Il mattino dopo, prima di uscire, si guardò allo specchio, per la prima volta con occhi critici, e decise di prendersi una mezza giornata per rimediare al suo aspetto insignificante. Voleva apparire più bella per lui. Cominciò con l’andare da un ottico e farsi applicare le lenti a contatto, poi dal parrucchiere per domare i capelli sempre in disordine che le coprivano il viso….infine, in una boutique acquistò qualche golfino nuovo, al posto dei soliti maglioni informi. Tutta nuova,, anche dentro di sé, corse al capannone per incontrare il suo uomo.
Raccolse la chiave nel solito posto ed entrò: un foglio di carta attrasse la sua attenzione. Solo poche parole con qualche errore di ortografia :”Perdono. Non posso darti niente.
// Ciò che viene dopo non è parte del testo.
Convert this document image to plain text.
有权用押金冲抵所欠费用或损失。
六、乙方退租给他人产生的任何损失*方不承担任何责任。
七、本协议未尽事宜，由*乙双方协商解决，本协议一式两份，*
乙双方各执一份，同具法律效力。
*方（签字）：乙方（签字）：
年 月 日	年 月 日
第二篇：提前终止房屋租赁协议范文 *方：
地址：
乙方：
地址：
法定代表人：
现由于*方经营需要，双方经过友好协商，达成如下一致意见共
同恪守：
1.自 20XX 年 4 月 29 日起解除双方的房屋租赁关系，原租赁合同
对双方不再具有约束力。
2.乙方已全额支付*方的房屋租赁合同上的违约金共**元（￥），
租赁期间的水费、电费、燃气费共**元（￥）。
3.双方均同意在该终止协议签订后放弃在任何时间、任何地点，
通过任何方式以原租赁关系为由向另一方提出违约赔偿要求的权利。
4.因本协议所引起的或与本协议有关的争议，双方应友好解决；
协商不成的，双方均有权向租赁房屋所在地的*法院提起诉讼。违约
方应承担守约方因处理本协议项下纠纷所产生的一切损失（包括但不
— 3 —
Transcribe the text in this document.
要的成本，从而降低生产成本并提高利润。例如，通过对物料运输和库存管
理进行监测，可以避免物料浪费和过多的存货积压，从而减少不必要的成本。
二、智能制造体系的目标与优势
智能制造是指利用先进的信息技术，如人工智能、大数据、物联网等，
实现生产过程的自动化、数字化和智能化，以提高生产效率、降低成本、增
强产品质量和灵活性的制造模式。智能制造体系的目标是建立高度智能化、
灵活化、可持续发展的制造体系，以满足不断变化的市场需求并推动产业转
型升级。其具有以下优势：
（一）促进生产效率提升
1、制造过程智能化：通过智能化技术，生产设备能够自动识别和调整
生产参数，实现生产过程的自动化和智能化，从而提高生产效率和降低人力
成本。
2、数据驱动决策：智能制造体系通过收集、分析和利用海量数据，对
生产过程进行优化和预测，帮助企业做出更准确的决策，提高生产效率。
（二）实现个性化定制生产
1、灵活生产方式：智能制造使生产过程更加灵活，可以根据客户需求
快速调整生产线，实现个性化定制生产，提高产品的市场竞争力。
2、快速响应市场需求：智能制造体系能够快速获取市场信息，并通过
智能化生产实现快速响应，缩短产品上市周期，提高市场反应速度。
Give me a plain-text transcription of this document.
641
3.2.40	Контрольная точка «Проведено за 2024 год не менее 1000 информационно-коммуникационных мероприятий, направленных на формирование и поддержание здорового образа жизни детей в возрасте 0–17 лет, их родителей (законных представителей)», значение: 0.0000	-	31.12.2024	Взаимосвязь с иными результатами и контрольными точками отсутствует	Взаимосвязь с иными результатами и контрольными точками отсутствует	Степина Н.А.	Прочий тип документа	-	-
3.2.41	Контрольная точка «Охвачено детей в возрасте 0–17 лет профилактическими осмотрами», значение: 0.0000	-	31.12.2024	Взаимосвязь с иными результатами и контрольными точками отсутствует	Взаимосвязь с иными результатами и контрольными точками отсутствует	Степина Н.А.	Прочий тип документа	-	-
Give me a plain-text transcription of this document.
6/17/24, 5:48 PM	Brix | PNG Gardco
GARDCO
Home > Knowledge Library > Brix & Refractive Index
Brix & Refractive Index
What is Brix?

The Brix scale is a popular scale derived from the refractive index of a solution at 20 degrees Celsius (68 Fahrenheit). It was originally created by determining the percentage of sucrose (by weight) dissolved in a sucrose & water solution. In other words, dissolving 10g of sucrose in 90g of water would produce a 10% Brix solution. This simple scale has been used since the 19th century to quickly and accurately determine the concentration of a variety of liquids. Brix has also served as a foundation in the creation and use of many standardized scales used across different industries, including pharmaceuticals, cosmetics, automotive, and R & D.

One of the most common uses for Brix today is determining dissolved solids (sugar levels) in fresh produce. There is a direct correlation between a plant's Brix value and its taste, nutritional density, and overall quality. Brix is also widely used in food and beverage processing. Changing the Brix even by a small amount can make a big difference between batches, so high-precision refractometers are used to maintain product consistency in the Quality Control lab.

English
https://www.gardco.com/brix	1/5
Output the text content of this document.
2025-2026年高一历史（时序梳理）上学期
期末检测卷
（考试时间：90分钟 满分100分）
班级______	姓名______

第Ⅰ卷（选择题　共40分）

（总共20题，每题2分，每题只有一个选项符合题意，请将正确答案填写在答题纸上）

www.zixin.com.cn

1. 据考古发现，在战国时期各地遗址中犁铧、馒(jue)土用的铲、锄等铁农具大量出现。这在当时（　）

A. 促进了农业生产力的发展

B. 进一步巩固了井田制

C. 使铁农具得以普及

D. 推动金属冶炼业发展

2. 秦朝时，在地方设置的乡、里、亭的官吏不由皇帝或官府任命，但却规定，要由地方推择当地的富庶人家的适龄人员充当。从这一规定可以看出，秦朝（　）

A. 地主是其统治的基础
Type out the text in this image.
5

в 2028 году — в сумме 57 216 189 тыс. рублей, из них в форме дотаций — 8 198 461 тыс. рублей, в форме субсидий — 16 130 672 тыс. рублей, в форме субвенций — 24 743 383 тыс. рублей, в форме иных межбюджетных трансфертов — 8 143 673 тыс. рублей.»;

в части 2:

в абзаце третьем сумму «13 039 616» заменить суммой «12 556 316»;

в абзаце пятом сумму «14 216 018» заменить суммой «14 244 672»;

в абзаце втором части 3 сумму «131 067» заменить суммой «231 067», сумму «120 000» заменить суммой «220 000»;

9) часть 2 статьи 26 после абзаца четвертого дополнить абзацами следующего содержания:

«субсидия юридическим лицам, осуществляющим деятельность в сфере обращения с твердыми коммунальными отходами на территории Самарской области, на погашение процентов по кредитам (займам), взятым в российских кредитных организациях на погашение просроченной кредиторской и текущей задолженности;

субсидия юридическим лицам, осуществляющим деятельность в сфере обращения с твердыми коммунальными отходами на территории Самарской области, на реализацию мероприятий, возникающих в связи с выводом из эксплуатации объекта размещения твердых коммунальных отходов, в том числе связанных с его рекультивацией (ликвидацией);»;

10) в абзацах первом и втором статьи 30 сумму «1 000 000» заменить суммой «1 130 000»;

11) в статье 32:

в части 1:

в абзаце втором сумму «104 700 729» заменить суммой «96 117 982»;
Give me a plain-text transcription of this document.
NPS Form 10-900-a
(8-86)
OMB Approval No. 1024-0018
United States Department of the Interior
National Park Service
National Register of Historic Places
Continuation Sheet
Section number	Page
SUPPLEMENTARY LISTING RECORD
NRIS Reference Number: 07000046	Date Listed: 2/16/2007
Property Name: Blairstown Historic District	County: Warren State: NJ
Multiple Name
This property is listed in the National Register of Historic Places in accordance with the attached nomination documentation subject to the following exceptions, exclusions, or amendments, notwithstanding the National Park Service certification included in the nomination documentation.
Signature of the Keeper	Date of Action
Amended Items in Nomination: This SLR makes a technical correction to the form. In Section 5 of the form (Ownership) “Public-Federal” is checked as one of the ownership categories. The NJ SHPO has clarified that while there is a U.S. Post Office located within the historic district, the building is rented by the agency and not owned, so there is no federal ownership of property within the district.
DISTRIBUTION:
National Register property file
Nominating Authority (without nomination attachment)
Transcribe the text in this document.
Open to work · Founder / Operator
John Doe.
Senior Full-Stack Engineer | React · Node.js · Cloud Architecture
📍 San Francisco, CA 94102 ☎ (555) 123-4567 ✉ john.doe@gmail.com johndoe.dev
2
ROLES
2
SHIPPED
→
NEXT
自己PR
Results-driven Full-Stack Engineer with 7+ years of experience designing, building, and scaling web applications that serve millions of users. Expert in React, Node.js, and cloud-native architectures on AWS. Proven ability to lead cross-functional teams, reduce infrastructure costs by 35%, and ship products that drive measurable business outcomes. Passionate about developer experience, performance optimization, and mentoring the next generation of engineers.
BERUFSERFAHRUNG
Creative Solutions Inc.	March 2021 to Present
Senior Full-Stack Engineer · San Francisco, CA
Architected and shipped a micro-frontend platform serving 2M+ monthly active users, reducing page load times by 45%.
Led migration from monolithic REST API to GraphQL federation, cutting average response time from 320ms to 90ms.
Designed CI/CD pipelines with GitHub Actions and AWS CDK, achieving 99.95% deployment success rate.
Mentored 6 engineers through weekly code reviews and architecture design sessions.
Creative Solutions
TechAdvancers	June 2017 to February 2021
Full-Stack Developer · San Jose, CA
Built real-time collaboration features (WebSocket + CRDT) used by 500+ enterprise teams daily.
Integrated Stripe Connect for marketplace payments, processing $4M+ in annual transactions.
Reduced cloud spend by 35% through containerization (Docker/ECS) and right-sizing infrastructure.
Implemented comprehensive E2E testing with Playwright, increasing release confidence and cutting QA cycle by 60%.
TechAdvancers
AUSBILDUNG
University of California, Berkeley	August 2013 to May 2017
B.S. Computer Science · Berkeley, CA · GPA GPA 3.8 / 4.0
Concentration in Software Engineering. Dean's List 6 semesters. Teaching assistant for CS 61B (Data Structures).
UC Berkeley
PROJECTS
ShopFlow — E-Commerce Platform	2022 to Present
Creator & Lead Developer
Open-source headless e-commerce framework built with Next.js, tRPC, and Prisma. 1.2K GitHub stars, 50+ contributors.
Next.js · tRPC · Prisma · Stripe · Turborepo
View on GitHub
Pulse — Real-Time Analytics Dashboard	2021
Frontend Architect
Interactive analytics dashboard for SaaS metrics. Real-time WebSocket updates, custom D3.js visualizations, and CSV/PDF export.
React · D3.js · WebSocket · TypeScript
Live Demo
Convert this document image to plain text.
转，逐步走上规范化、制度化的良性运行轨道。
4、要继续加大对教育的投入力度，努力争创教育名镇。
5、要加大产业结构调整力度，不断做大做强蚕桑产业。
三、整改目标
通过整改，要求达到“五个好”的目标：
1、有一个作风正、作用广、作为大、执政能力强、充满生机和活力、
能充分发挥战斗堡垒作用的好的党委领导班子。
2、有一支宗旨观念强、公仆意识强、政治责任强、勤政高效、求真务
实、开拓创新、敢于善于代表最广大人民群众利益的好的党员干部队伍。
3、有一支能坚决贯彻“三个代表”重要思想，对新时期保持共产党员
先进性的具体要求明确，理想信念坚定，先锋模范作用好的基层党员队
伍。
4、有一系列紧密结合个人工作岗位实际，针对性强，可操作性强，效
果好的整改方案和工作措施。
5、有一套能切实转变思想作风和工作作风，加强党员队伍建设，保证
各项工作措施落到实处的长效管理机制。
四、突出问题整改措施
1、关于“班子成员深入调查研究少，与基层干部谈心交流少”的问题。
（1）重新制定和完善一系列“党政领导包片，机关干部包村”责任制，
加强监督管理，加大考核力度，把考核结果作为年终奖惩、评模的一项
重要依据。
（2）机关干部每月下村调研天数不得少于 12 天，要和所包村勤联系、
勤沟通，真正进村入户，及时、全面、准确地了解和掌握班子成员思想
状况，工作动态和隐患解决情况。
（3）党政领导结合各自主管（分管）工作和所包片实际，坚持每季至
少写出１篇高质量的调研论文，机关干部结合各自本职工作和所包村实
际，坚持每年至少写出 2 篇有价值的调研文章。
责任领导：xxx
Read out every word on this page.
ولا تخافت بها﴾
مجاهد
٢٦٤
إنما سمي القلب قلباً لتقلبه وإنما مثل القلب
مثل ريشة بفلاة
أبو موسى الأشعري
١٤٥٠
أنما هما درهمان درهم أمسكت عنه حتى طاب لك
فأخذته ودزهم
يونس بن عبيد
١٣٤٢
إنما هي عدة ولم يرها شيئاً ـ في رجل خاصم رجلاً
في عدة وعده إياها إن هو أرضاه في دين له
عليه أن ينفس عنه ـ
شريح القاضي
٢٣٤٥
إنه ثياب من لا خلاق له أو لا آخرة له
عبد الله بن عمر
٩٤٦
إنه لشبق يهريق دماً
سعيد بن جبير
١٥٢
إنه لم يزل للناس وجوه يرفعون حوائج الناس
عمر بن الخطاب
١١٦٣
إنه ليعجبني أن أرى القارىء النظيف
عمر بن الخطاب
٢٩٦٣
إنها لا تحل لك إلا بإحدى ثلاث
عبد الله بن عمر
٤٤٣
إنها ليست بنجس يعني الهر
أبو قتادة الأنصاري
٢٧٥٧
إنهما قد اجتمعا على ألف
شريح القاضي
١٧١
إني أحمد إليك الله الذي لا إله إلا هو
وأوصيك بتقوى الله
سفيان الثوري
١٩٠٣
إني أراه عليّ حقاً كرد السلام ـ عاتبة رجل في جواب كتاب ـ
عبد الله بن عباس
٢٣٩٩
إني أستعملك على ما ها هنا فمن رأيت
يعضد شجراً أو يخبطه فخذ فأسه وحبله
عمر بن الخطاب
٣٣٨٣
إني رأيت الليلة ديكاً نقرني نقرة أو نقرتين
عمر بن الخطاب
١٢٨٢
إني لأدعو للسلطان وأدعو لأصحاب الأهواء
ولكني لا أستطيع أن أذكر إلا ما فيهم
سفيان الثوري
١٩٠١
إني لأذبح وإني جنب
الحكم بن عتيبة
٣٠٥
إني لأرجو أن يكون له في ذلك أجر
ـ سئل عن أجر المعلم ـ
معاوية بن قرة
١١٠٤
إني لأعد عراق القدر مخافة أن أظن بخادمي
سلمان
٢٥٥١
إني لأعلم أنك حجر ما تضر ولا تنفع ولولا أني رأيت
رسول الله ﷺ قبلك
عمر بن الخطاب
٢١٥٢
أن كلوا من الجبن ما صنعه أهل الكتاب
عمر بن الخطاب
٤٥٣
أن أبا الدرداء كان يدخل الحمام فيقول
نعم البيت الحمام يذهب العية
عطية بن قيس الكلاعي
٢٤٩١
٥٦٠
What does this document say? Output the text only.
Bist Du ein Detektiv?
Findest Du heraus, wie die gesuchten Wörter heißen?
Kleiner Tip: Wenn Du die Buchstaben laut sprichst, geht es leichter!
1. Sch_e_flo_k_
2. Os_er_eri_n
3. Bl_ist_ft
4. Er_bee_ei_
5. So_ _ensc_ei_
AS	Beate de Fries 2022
Ti amo. Igor”.
Cinzia si lasciò andare sulla branda senza forze:
 “Se n’è andato….era troppo bello per essere vero…l’ho perso per sempre…”, sussurrò gemendo come una bestiola ferita. Senza ritegno singhiozzò a lungo, disperata. Poi si alzò e se ne andò a casa con un macigno al posto del cuore..
Cinzia attese per giorni e giorni un cenno di Igor, le sembrava impossibile che fosse sparito dopo i momenti appassionati che avevano vissuto. Pregava e sperava, era dimagrita e depressa, il tempo passava e non riusciva a rassegnarsi a non vederlo mai più. 
I mesi passavano e lei aveva perso ormai ogni speranza….ma dopo tanto soffrire, una sera, all’uscita della biblioteca, si sentì chiamare: “Cinzia!”.
Si voltò di scatto, solo Igor pronunciava il suo nome in quel modo, infatti vide la sua alta figura venirle incontro. Quasi non lo riconobbe: al posto della tuta impolverata indossava un abito con camicia azzurra, era ben rasato e i capelli biondi ben pettinati.
“Sei proprio tu?”, gli chiese incredula toccandolo per costatare che non fosse un miraggio.
Lui si fermò davanti a lei:
 “Eccomi qua… sono venuto per portati via con me”.
“Cosa hai detto?”; esclamò Cinzia ancora sotto choc.
“Non ti ho mai dimenticata, ho lottato con tutte le mie forze per riuscire ad essere degno di te….ora faccio l’ingegnere e ti posso dare ciò che vuoi”, rispose lui tutto d’un fiato.
“Ma non hai capito che voglio solo te?”, ribatté Cinzia piangendo di felicità..
Si buttarono l’una nelle braccia dell’altro stringendosi con passione. Lui le accarezzò il viso:
 “Dove hai messo gli occhiali?”, chiese sorridendo.
“Non ti piacevano e…li ho buttati”, scherzò lei.
“Vieni”, disse lui prendendola sottobraccio, “andiamo a cena….Voglio cominciare a pagare i debiti…”.
Cinzia lo guardò, si appese al suo braccio, e pensò che anche per lei era arrivata la felicità.